SES


İşaret parmağım ile baş parmağımın ucunda, arada boynu bükük gibi duran yuvarlak ve sert leblebiyi ağzıma yavaşça götürdüm. Aynı yavaşlıkta alt ve üst dişimin arasında onu sıkıştırıp ezmiştim. O sırada odada bulunan herkes derin bir sessizliğe gömülmüştü. Leblebinin ağzımın içinde çıkardığı ses beni utandırmıştı. Acaba onlar da bu sesi duymuş muydu? Ne yapacağımı bilemez halde bakışlarımı insanlardan kaçırıp, geri kalan kırıntıları boğazıma doğru dilimle sürükleyip yuttum. Mideme zank diye bir şey oturdu o an. Diğerlerinin tabaklarındaki leblebiler öylece duruyordu. Neden konuşmuyor bu kaçıklar? Dalga dalga büyüyen sessizlik beni huzursuz etmeye başladı. Söylesem, ne söylerdim? Bilemedim ve içimdeki şişkinlik büyürken bende sessizliği bozmadım. Fakat olmuyor Tanrım! Oturduğum koltukta kıç bölgem oldukça rahatsız ve iç çamaşırım ter içinde boğuluyor. Biraz yana kaydım çaktırmadan ve yine çaktırmadan duvarları kestim. Duvarlar o kadar boştu ki ben hiç bu kadar boş duvar görmemiştim. Sanki bir sinek bile konmamış bugüne kadar. 
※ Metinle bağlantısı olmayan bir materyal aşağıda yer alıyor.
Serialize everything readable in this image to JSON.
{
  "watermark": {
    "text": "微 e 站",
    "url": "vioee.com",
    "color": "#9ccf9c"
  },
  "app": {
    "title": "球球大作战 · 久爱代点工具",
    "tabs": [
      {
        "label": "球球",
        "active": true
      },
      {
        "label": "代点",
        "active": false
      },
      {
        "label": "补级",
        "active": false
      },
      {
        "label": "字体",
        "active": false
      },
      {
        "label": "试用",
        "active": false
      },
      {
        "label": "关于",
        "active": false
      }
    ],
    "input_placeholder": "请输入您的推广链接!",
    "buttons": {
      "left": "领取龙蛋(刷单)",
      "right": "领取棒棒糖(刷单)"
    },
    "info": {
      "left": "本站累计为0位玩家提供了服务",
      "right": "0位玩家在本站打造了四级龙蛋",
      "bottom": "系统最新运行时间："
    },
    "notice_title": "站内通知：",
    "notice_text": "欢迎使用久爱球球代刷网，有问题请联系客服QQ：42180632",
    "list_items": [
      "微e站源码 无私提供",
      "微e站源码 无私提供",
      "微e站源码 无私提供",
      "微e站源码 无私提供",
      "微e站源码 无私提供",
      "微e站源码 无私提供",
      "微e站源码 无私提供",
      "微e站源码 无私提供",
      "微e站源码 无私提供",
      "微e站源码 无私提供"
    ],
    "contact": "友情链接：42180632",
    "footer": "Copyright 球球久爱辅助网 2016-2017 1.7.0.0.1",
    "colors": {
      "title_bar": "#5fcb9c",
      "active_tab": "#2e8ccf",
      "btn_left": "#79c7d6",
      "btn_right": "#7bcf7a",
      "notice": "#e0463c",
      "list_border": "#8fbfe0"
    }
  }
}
Hiç değilse yere bakıp halının işlemelerini incelemeli. Ama o da ne! Bu bir soru değildi. Çok şaşkınım. Midemde beklenmedik olaylar yaşanıyor. Ansızın bir "gur" gibisinden ses odadaki iki kişinin tepkisini çekti. Elimle midemi koruma altına alır gibi yaptım. Ses çıkardım diye benim midemin işini bitirecek değillerdi ya. Tam diğer üç kişinin neden hiç farkına bile varmadığına odaklanırken ikinci "gur" geldi. Bu sefer beş kişi bir dans figürü edasıyla aynı anda başını çevirdi. Dayanamadım ve kalktığım gibi kapının önünde buldum kendimi. Üstelik veda bile etmedim. Bunlar delirmiş olmalıydı! Bende bu delilere uydum ve sesimi çıkarmadan defolup çıktım ya pes. 
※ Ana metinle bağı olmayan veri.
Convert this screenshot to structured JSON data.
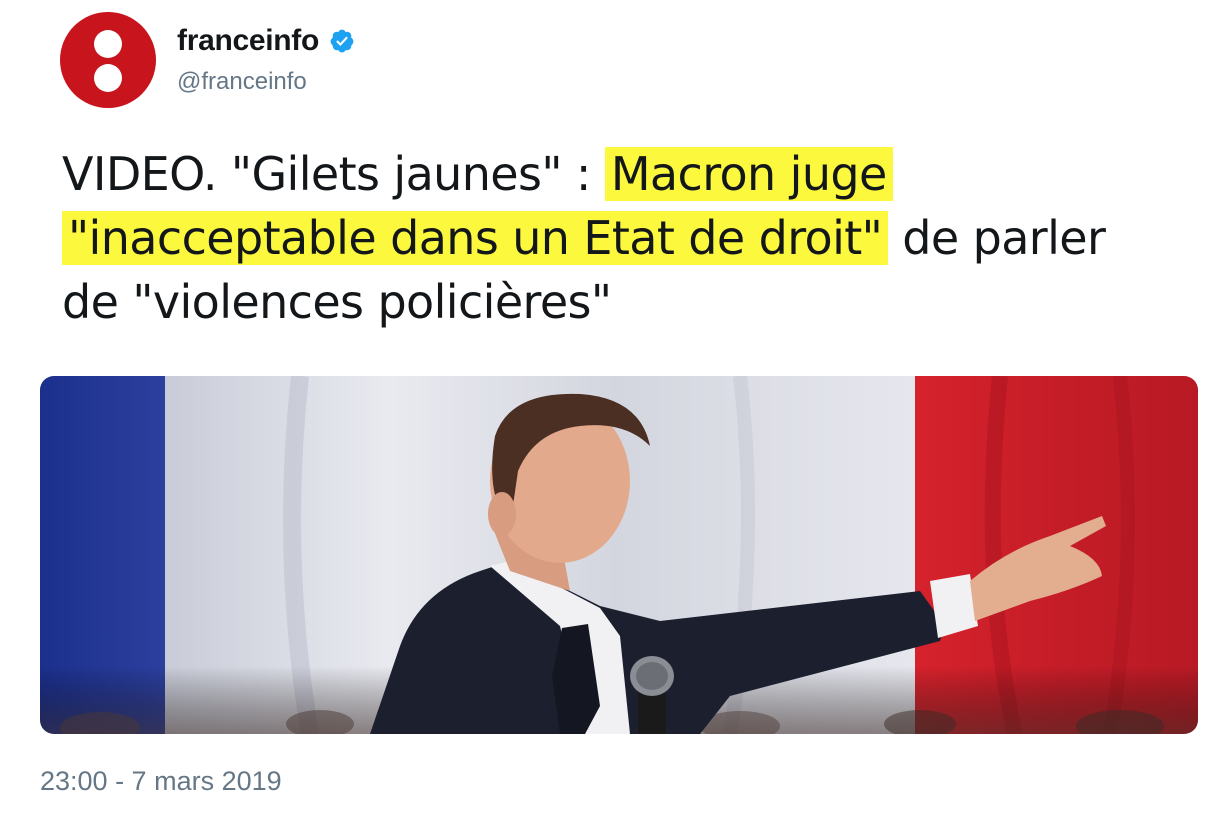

Kısa, hızlı bir yürüyüşün ardından, üçüncü kattaki iki odalı evimin dar odasında, yatağımın hemen üzerinde yüzüstü idim. Kafamı, özellikle burnumu yastığa iyice gömüp, boğulmayı denedim. Uyumuşum. Uyandığımda üst kattaki iki hayat kadını ve müşterileri birbirlerini düzüyorlardı. Hemen alt katımdaki orta yaşlardaki, memeleri sarkmış, bir ayağı topal kadın yine çığlıklar içerisinde kocasının dayağından kaçmaya çalışıyordu. Aynı kattaki yan evdeki yeni adet görmeye başlamış Cavidan yine ders çalışmayıp yüksek sesle telefonla konuşuyor, bir yandan da annem şimdi pazardan dönecek bak diye karşı tarafı ani bir baskın için tetikte olunması gerektiği konusunda bilgilendiriyordu. Boyası sürülmemiş karşı binadan ise elektrikli süpürge sesi, karısının kız kardeşini evde misafir ederse abdesti bozulur mu acaba diye canlı yayında hikaye anlatan hocaya soru soran adamın yüksek ayardaki sesi, kekinin içine neler koyduğunu anlatan ve bir yandan da bileziklerini şıngırdatan kadının sesi ve iş bulamadığı için kendi kendine söylenip ağlayan ve o sırada kapı çalıp karısı ve çocukları gelince susup kendini toplayan adamın iş oldu galiba diye sevinçli haber veren adamın sesi yatağımı zar zor sığdırdığım küçük odamın içine dolmuş hatta taşmak üzereydi. Belki de taştı. Tuvalete doğru giderken bir iki yerde kırıntı sesler duymuştum. Klozetin kapağını açtım ve çamaşırımı indirip oturdum. Çıkan ses bana leblebiyi hatırlattı. Tanrı'ya şükürler ettim bu gürültülü mahallede oturduğum için. Çıkan her ses; ne sesi olursa olsun bir yaşam belirtisi veriyordu. Fakat sessizlik durmuş bir dünya gibi. Belki de ölüm. Ölmediğim için bugüne kadar, ölüme benzerliğinden emin değilim. Fakat sesin bir yaşam unsuru olduğundan eminim. Tırstım kendimden, öldüm mü diye! Öksürüp, sifonu çektim. Maksat sesti. Ses! dedim. Sonra sustum. Hayat devam ediyordu.